Figure 2 - A Multidimensional SQL Server Analysis Services data model
The following table describes specific considerations for using Multidimensional SSAS data models in the HDInsight use cases and models described in this guide.
Use case |
Considerations |
---|---|
Iterative data exploration |
For one-time analysis, or analysis by a small group of users, the requirement to use a relational database such as SQL Server as a proxy or interim host for the HDInsight results means that this approach involves more effort than using a tabular data model or just analyzing the data in Excel. |
Data warehouse on demand |
When HDInsight is used to implement a basic data warehouse, it usually includes a schema of Hive tables that are queried over ODBC connections. To include these tables in a multidimensional SSAS data model you would need to use a linked server in another SQL Server instance to access the Hive tables on behalf of the data model, or transfer the data from HDInsight to a relational database. Unless you specifically require advanced OLAP capabilities that can only be provided in a multidimensional data model, a tabular data model is probably a better choice. |
ETL automation |
If the target of the HDInsight-based ETL process is a relational database that can be accessed through an OLE DB connection, you might build a multidimensional data model based on the tables in the database to enable enterprise-level analysis and reporting. |
BI integration |
If the enterprise BI solution already uses multidimensional SSAS models that you want to extend to include data from HDInsight, you should integrate the data at the data warehouse level and base the data model on the relational data warehouse. |
Guidelines for using SQL Server Analysis Services with HDInsight
When using SSAS with HDInsight, consider the following guidelines:
- You cannot use ODBC data sources in a Multidimensional SSAS database. If you must include Hive tables in a Multidimensional model, consider defining a linked server in a SQL Server instance and adding SQL Server views that query the Hive tables to the SSAS data source.

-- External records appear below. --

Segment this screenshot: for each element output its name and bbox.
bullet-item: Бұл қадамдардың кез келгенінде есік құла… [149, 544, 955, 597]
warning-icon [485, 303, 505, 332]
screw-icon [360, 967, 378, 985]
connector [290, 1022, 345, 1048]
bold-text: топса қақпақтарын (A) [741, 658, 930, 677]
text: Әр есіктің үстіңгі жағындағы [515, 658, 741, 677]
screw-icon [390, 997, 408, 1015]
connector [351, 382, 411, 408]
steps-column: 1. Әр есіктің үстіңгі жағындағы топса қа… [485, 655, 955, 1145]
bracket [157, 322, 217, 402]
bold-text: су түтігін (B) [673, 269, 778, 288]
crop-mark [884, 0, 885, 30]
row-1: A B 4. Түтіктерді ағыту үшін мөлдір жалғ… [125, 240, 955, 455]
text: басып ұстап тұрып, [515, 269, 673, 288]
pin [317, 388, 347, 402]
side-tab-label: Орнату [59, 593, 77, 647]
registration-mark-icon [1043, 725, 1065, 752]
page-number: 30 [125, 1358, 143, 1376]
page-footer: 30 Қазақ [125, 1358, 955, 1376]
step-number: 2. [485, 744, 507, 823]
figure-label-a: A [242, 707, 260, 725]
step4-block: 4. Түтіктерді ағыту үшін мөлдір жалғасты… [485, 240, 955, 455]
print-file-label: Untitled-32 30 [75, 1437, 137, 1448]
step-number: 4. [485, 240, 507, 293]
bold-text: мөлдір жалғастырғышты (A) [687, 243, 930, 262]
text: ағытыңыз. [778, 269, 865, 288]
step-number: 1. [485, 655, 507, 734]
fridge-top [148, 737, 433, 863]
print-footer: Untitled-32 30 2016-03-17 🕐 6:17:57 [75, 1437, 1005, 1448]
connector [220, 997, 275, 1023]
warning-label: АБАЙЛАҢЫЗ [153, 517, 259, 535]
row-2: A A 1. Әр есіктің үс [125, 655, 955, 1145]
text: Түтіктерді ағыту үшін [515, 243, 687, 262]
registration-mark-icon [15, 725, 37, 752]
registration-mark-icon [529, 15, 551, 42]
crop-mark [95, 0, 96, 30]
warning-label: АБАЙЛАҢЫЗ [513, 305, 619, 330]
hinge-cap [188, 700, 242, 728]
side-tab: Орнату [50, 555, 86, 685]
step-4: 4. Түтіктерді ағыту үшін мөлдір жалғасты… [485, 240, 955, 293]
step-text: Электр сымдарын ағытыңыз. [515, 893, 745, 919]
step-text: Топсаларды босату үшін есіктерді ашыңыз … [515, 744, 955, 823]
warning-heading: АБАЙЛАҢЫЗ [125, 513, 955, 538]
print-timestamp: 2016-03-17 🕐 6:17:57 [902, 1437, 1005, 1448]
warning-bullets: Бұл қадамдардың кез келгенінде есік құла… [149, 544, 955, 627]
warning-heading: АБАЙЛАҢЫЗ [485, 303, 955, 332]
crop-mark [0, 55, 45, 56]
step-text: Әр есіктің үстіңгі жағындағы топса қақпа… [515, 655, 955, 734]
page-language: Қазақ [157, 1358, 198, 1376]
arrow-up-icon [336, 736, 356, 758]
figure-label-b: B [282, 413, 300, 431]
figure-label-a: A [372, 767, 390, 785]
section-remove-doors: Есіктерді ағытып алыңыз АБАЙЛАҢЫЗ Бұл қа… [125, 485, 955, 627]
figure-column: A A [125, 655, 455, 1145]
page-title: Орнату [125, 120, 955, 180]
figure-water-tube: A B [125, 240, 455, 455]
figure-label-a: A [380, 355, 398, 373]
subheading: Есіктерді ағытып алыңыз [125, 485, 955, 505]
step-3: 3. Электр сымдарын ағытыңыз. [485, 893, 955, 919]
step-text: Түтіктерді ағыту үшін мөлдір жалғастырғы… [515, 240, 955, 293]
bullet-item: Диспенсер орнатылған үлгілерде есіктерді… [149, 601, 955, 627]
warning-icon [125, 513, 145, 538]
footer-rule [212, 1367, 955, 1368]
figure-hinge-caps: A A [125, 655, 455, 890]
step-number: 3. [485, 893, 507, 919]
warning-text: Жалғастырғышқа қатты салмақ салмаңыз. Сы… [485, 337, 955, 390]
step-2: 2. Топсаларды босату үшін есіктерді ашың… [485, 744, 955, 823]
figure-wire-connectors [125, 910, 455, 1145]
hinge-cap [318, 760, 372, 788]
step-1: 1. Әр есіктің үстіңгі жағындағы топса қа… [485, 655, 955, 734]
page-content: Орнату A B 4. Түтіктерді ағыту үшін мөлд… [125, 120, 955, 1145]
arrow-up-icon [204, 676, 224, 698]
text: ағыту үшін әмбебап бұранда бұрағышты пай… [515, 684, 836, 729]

- If you are including data from Hive tables in a Tabular data model, use an explicit ODBC connection string instead of a DSN. This will enable the data model to be refreshed when stored on a server where the DSN is not available.
- Consider the life cycle of the HDInsight cluster when scheduling data model processing. When the model is processed, it refreshes partitions from the original data sources and so you should ensure that that the HDInsight cluster and its Hive tables will be available when partitions based on them are processed.